Private Part D Payors Get $9B Windfall, and Watchdogs Cry Foul
DOWNERS GROVE, Ill., Feb. 27, 2019 — Well-known health insurance companies earned $9 billion extra from Medicare over the past 10 years by inflating their cost projections under Medicare’s Part D prescription coverage. That’s the essence of The Wall Street Journal report published in early January.
Every year the companies of Medicare Advantage, which include CVS Health, Humana, and United Health Group, send estimates to Medicare. They estimate what their costs of providing drug coverage will be for the following 12 months. Then, Medicare pays them monthly based on that. After the year passes, Medicare reconciles the difference.
Let Me Explain
A quirk in Medicare’s rules provides an incentive for these companies to fudge their estimates.
The rule says that Medicare will cover some of the private companies’ financial losses when covering high-risk and standard beneficiaries.
If the insurance companies overestimate the cost of covering high-risk members, they lose revenue, and if they underestimate the cost of covering standard-risk members, they lose money. Conversely, if Medicare Advantage insurers overestimate the cost of covering standard-risk beneficiaries, they get to keep up to 5 percent of the difference, and possibly more.
The companies are blaming actuarial errors and the volatile prices of drug companies for the discrepancies.
However, industry analysts push back on those explanations, saying that it’s incredibly rare for an insurer to make a good-faith actuarial error.

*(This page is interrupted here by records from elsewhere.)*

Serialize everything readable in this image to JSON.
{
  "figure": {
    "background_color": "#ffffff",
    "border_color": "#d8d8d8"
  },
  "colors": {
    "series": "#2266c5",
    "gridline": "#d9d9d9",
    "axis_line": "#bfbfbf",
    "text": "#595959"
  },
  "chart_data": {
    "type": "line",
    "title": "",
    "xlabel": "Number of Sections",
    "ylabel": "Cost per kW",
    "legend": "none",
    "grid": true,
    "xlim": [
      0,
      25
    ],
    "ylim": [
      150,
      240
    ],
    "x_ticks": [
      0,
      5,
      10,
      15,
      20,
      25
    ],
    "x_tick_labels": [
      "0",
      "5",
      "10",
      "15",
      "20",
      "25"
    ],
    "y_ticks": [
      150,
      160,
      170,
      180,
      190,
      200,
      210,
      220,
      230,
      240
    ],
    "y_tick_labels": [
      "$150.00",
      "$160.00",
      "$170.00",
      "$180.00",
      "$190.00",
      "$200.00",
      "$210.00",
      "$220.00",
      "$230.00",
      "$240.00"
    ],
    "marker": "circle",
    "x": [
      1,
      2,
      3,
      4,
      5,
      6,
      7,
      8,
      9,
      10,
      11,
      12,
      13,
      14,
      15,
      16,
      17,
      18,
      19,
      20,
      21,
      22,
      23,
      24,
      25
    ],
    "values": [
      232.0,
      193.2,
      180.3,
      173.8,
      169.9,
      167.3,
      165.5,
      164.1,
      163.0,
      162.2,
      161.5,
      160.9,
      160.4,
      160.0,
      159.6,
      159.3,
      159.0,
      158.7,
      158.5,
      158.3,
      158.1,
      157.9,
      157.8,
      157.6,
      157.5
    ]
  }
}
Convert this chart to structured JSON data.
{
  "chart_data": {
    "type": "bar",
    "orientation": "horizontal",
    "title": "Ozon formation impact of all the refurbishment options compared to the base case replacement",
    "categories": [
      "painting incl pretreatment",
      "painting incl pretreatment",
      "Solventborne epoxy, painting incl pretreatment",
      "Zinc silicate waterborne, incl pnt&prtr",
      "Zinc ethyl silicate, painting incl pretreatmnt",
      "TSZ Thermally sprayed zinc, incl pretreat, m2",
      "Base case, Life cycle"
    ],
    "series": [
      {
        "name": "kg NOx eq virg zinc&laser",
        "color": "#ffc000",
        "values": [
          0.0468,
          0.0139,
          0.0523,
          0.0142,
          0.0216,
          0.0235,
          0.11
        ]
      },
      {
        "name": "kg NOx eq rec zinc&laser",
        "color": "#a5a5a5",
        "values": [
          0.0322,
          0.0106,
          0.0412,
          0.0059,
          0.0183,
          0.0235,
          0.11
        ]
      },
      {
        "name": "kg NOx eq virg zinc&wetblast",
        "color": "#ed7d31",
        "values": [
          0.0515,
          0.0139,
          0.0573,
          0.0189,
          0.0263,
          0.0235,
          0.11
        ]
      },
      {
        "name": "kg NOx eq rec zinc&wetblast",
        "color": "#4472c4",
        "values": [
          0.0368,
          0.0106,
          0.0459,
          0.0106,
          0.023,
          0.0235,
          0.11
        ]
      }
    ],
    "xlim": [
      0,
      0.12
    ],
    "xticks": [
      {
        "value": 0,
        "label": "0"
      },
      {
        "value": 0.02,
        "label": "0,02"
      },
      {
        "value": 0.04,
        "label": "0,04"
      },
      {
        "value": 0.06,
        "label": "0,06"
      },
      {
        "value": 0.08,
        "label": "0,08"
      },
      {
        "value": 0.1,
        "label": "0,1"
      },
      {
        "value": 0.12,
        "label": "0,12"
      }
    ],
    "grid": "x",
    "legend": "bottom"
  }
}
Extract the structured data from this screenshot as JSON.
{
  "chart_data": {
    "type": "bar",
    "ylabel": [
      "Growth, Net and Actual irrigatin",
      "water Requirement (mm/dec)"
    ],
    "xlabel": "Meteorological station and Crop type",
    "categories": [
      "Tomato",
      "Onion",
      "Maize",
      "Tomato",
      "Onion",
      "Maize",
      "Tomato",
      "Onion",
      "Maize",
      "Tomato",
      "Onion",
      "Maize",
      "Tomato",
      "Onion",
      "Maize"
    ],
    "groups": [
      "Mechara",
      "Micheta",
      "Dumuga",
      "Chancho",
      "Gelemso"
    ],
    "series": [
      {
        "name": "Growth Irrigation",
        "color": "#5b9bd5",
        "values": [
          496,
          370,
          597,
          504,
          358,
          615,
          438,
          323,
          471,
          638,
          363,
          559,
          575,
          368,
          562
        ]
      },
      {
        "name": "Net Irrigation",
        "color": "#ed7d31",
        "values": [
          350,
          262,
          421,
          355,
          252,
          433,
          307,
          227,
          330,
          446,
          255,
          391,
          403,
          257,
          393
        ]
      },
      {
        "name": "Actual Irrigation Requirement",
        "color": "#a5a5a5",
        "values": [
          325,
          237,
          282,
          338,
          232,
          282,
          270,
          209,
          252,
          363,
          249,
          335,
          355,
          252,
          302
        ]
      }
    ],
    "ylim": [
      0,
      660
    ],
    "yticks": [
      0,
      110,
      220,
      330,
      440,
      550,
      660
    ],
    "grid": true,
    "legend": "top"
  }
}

Kaiser Family Foundation, which translates Medicare policy for the public, places those odds at one in a million. (By comparison, a person has a better chance of being struck by lightning.) Furthermore, the consistency of the over- and underestimates over so many years raises red flags.
Looking Forward (and Backward)
Will taxpayer money continue to be used to cover these costs that have analysts crying foul? History and cost trends say, “Yes.”
Taxpayer money in the form of payroll taxes contribute the lion’s share of revenues to the Medicare trust. Since 2007, costs to the trust of privately managed Medicare have steadily grown. To wit, between 2007 and 2017:
- Spending on privately managed Parts A and B (Medicare Advantage) increased 169 percent
- Spending on traditional Medicare Parts A and B increased 31 percent
- As a percentage of total Medicare spending, Medicare Advantage increased from 18 percent to 30 percent
- As a percentage of total Medicare spending, traditional Medicare decreased from 70 percent to 56 percent
- Spending doubled on Medicare Part D, which is more often part of Medicare Advantage plans than stand-alone plans
Source: Kaiser Family Foundation
Furthermore, concerns over fraud and cost overruns in all “parts” of Medicare have existed for decades. The quirk in Medicare Advantage Part D rules—the one that allowed the companies to net $9 billion in extra revenue over 10 years—was identified as early as 2015. In that year alone, The Wall Street Journal identified an aggregate overestimate of $2.2 billion. Out of that, the companies got to keep $1.1 billion.